As I said, I wanted to go and see the bakery that carries the name of the Simili family, despite the fact that the Sorelle Simili have not been involved in it for years, and they told me not to bother looking in.
It is large, high-ceilinged and empty-feeling. Is it by some unfortunate coincidence or is it my imagination, that this bakery seems to attract Bologna's most petite residents? Everyone who enters, in their fur coats and berets, looks tiny in front of the high glass counter.
I have come at the end of the day, and there is next to nothing left in the display. A steady stream of customers comes in, each on asks for something the shop's already run out of, and most people leave empty-handed. I say 'ask', but to me it sounds like they demand, but this is just a cultural difference that I've not got over yet. Italians don't use as many 'please's and 'thank-you's as perhaps we do in English. Ordering a coffee, you say "a coffee", rather than what I say: "Please can I have a coffee, thank you very much" - I end up sounding excessively polite here.
The lady behind the counter manages to keep up an unbroken phone conversation for the hour that I'm there, despite all those pesky customers. When she finally rings off, it's time to close the blinds and shut up the shop for the long lunch-break. She shows me the bakery, which is long and low, with a small white-enameled oven at each end, and the ready-weighed flour sitting in the bowls of the mixers for tomorrow morning. The workshop also produces filled fresh pasta in the Bolognese tradition, and biscuits whose buttery perfume still lingers deliciously.

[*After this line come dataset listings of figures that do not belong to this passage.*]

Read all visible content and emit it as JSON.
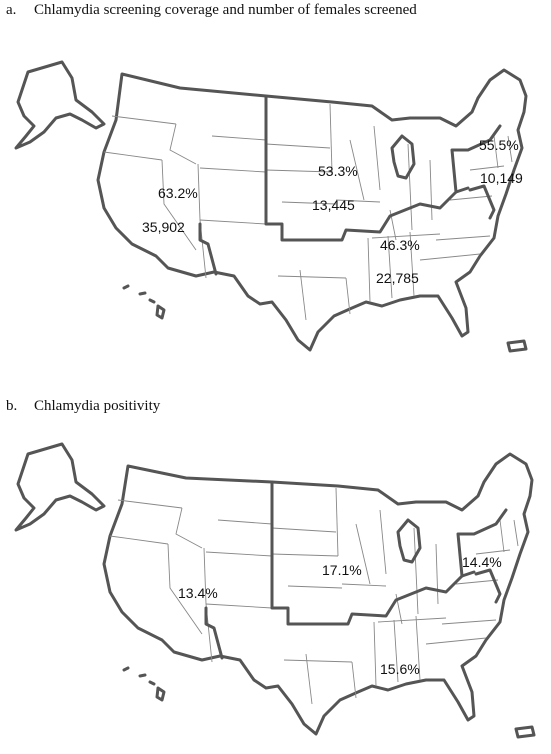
{
  "panel_a": {
    "label": "a.",
    "title": "Chlamydia screening coverage and number of females screened",
    "regions": [
      {
        "id": "west",
        "coverage": "63.2%",
        "screened": "35,902"
      },
      {
        "id": "midwest",
        "coverage": "53.3%",
        "screened": "13,445"
      },
      {
        "id": "south",
        "coverage": "46.3%",
        "screened": "22,785"
      },
      {
        "id": "northeast",
        "coverage": "55.5%",
        "screened": "10,149"
      }
    ]
  },
  "panel_b": {
    "label": "b.",
    "title": "Chlamydia positivity",
    "regions": [
      {
        "id": "west",
        "positivity": "13.4%"
      },
      {
        "id": "midwest",
        "positivity": "17.1%"
      },
      {
        "id": "northeast",
        "positivity": "14.4%"
      },
      {
        "id": "south",
        "positivity": "15.6%"
      }
    ]
  },
  "colors": {
    "region_border": "#555555",
    "state_border": "#888888"
  }
}
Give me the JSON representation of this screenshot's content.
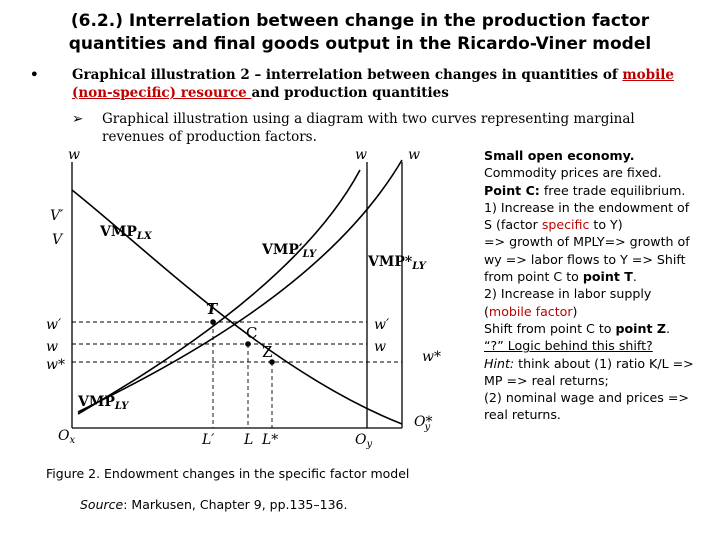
{
  "title": {
    "line1": "(6.2.) Interrelation between change in the production factor",
    "line2": "quantities and final goods output in the Ricardo-Viner model"
  },
  "bullet": {
    "symbol": "•",
    "text_before": "Graphical illustration 2 – interrelation between changes in quantities of ",
    "link_text": "mobile (non-specific) resource ",
    "text_after": "and production quantities",
    "link_color": "#c00000"
  },
  "sub_bullet": {
    "symbol": "➢",
    "text": "Graphical illustration using a diagram with two curves representing marginal revenues of production factors."
  },
  "figure": {
    "axis_labels": {
      "w_left": "w",
      "w_mid": "w",
      "w_right": "w",
      "Vprime": "V′",
      "V": "V",
      "wprime_left": "w′",
      "w_left_level": "w",
      "wstar_left": "w*",
      "wprime_right": "w′",
      "w_right_level": "w",
      "wstar_right": "w*",
      "Ox": "O",
      "Ox_sub": "x",
      "Lprime": "L′",
      "L": "L",
      "Lstar": "L*",
      "Oy": "O",
      "Oy_sub": "y",
      "Oystar": "O*",
      "Oystar_sub": "y"
    },
    "curve_labels": {
      "vmplx": "VMP",
      "vmplx_sub": "LX",
      "vmply_prime": "VMP′",
      "vmply_prime_sub": "LY",
      "vmply_star": "VMP*",
      "vmply_star_sub": "LY",
      "vmply": "VMP",
      "vmply_sub": "LY"
    },
    "points": {
      "T": "T",
      "C": "C",
      "Z": "Z"
    },
    "caption": "Figure 2. Endowment changes in the specific factor model",
    "source_label": "Source",
    "source_text": ": Markusen, Chapter 9, pp.135–136."
  },
  "notes": {
    "heading": "Small open economy.",
    "l1": "Commodity prices are fixed.",
    "pointc_bold": "Point C:",
    "pointc_text": " free trade equilibrium.",
    "item1_a": "1) Increase in the endowment of S (factor ",
    "item1_red": "specific",
    "item1_b": " to Y)",
    "item1_c": "=> growth of MPLY=> growth of wy => labor flows to Y => Shift from point C to ",
    "item1_bold": "point T",
    "item1_end": ".",
    "item2_a": "2) Increase in labor supply",
    "item2_paren_open": "(",
    "item2_red": "mobile factor",
    "item2_paren_close": ")",
    "item2_b": "Shift from point C to ",
    "item2_bold": "point Z",
    "item2_end": ".",
    "logic": "“?” Logic behind this shift?",
    "hint_label": "Hint:",
    "hint_text": " think about (1) ratio K/L => MP => real returns;",
    "hint_text2": "(2) nominal wage and prices => real returns.",
    "accent_color": "#c00000"
  }
}
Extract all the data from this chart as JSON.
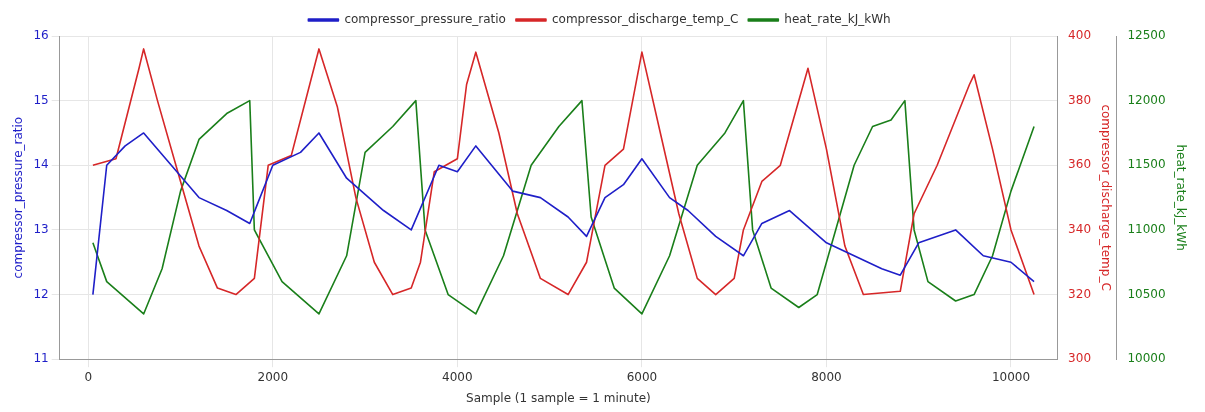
{
  "chart_data": {
    "type": "line",
    "xlabel": "Sample (1 sample = 1 minute)",
    "ylabel": "compressor_pressure_ratio",
    "y2label": "compressor_discharge_temp_C",
    "y3label": "heat_rate_kJ_kWh",
    "legend": "top",
    "grid": true,
    "marker": "none",
    "line_style": "solid",
    "xlim": [
      -310,
      10500
    ],
    "xticks": [
      0,
      2000,
      4000,
      6000,
      8000,
      10000
    ],
    "ylim": [
      11,
      16
    ],
    "yticks": [
      11,
      12,
      13,
      14,
      15,
      16
    ],
    "y2lim": [
      300,
      400
    ],
    "y2ticks": [
      300,
      320,
      340,
      360,
      380,
      400
    ],
    "y3lim": [
      10000,
      12500
    ],
    "y3ticks": [
      10000,
      10500,
      11000,
      11500,
      12000,
      12500
    ],
    "series": [
      {
        "name": "compressor_pressure_ratio",
        "color": "#1f1fc8",
        "x": [
          50,
          200,
          400,
          600,
          900,
          1200,
          1500,
          1750,
          2000,
          2300,
          2500,
          2800,
          3200,
          3500,
          3800,
          4000,
          4200,
          4600,
          4900,
          5200,
          5400,
          5600,
          5800,
          6000,
          6300,
          6500,
          6800,
          7100,
          7300,
          7600,
          8000,
          8300,
          8600,
          8800,
          9000,
          9400,
          9700,
          10000,
          10250
        ],
        "values": [
          12.0,
          14.0,
          14.3,
          14.5,
          14.0,
          13.5,
          13.3,
          13.1,
          14.0,
          14.2,
          14.5,
          13.8,
          13.3,
          13.0,
          14.0,
          13.9,
          14.3,
          13.6,
          13.5,
          13.2,
          12.9,
          13.5,
          13.7,
          14.1,
          13.5,
          13.3,
          12.9,
          12.6,
          13.1,
          13.3,
          12.8,
          12.6,
          12.4,
          12.3,
          12.8,
          13.0,
          12.6,
          12.5,
          12.2
        ]
      },
      {
        "name": "compressor_discharge_temp_C",
        "color": "#d62728",
        "axis": "y2",
        "x": [
          50,
          300,
          550,
          600,
          750,
          1000,
          1200,
          1400,
          1600,
          1800,
          1950,
          2200,
          2400,
          2500,
          2700,
          2900,
          3100,
          3300,
          3500,
          3600,
          3750,
          4000,
          4100,
          4200,
          4450,
          4650,
          4900,
          5200,
          5400,
          5600,
          5800,
          6000,
          6200,
          6400,
          6600,
          6800,
          7000,
          7100,
          7300,
          7500,
          7750,
          7800,
          8000,
          8200,
          8400,
          8800,
          8950,
          9200,
          9550,
          9600,
          9800,
          10000,
          10250
        ],
        "values": [
          360,
          362,
          390,
          396,
          380,
          355,
          335,
          322,
          320,
          325,
          360,
          363,
          385,
          396,
          378,
          350,
          330,
          320,
          322,
          330,
          358,
          362,
          385,
          395,
          370,
          345,
          325,
          320,
          330,
          360,
          365,
          395,
          370,
          345,
          325,
          320,
          325,
          340,
          355,
          360,
          385,
          390,
          365,
          335,
          320,
          321,
          345,
          360,
          385,
          388,
          365,
          340,
          320
        ]
      },
      {
        "name": "heat_rate_kJ_kWh",
        "color": "#1a7f1a",
        "axis": "y3",
        "x": [
          50,
          200,
          600,
          800,
          1000,
          1200,
          1500,
          1750,
          1800,
          2100,
          2500,
          2800,
          3000,
          3300,
          3550,
          3650,
          3900,
          4200,
          4500,
          4800,
          5100,
          5350,
          5450,
          5700,
          6000,
          6300,
          6600,
          6900,
          7100,
          7200,
          7400,
          7700,
          7900,
          8100,
          8300,
          8500,
          8700,
          8850,
          8950,
          9100,
          9400,
          9600,
          9800,
          10000,
          10250
        ],
        "values": [
          10900,
          10600,
          10350,
          10700,
          11300,
          11700,
          11900,
          12000,
          11000,
          10600,
          10350,
          10800,
          11600,
          11800,
          12000,
          11000,
          10500,
          10350,
          10800,
          11500,
          11800,
          12000,
          11100,
          10550,
          10350,
          10800,
          11500,
          11750,
          12000,
          11000,
          10550,
          10400,
          10500,
          11000,
          11500,
          11800,
          11850,
          12000,
          11000,
          10600,
          10450,
          10500,
          10800,
          11300,
          11800
        ]
      }
    ]
  }
}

The shop itself looks like it's been gutted. I ask whether it was all sold today. "No, there's just no point in filling the shelves any more. Up to about three years ago, people would come here for their flour, oil, vanilla and baking powder as well as bread, but now there are three big supermarkets close-by and no point in even trying to keep up with them." She tells me that they're going to take out the empty shelves and put up big photos of the shop dating from when it was the booming family-run business it used to be. I wonder what the Sorelle Simili would think of this, let alone what purpose it would serve.